Do you think Shiryu is a swordsman?
As for Roger, he literally named his son after his sword, and he wields a Supreme Grade blade. I can't see what else he'd have to show in order to be considered a swordsman. Honestly, after this reveal that he's not a DF user, there's a better argument for Shanks being a swordsman than A LOT of people who automatically consider to be swordsmen.
I'll be honest with you: I don't give two shits about whether a swordsman with a devil fruit is a swordsman or not. It isn't about that, that sounds just so... childish, superfluous to me when the truly interesting stuff here is whether Oda can make something deeper, more nuanced with swordsmanship or not.
For me, wanting swordsmanship to be something more than wielding a sword to fight isn't a matter of power scaling as you may be focusing it. When I say that swordsmanship shouldn't be just about using a sword I'm actually remembering the foundations for something way, way more interesting than that (Zoro and Mihawk's values as fighters, swords being sentient to an extent, Koushiro saying that a sword that can't choose what to cut isn't even a real sword, Zoro coming to the conclusion that he wasn't understanding swordsmanship properly everytime he attacked Bonez like an animal...) and expecting Oda to do justice to his own seeds.

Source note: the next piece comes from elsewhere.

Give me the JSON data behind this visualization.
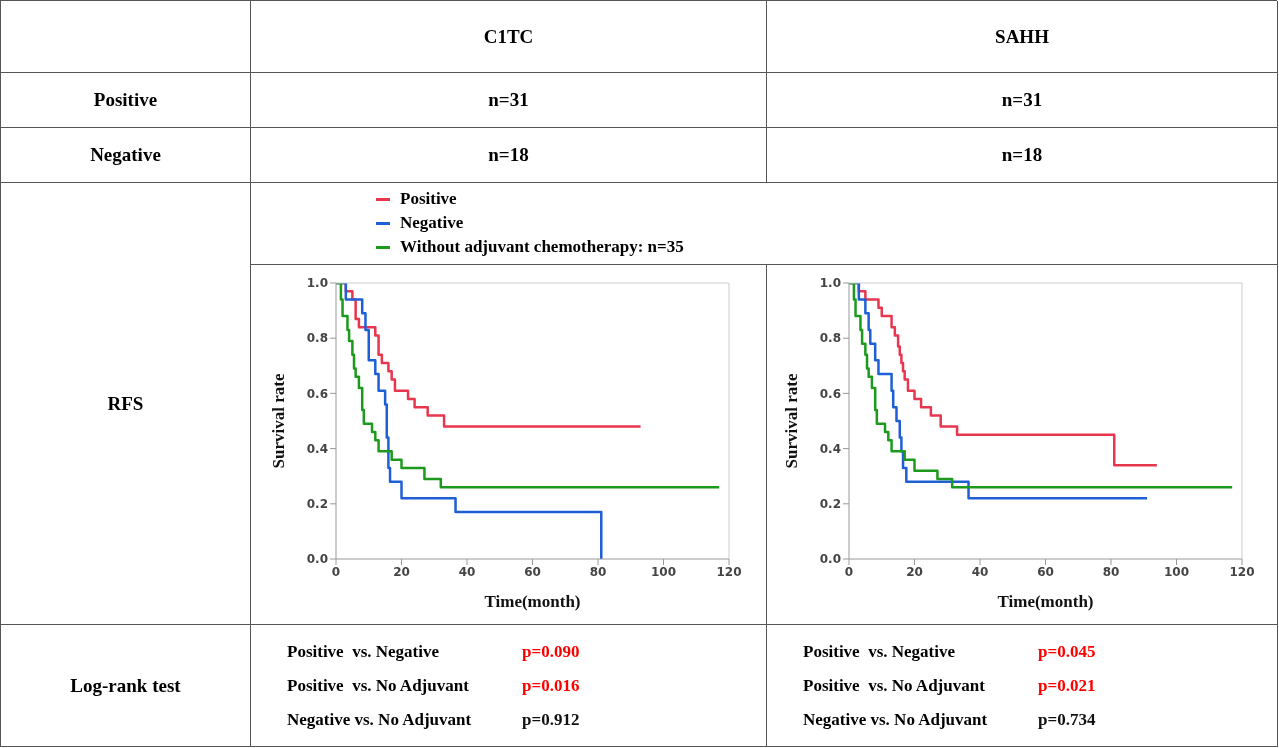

Roger can be whatever Oda wants. For all we know, the author could come and say he had the same power Dragon currently holds, that he was an incredible brawler too, that he was an amazing sniper or whatever; it's irrelevant because I highly doubt he will ever be fleshed out as a fighter, so who gives a damn. The only thing we know thanks to Chinjao's words is that he was on top of the conqueror's as the Pirate King, and that alone isn't swordsmanship, that's having the most powerful conqueror's in the world no matter how he channeled it.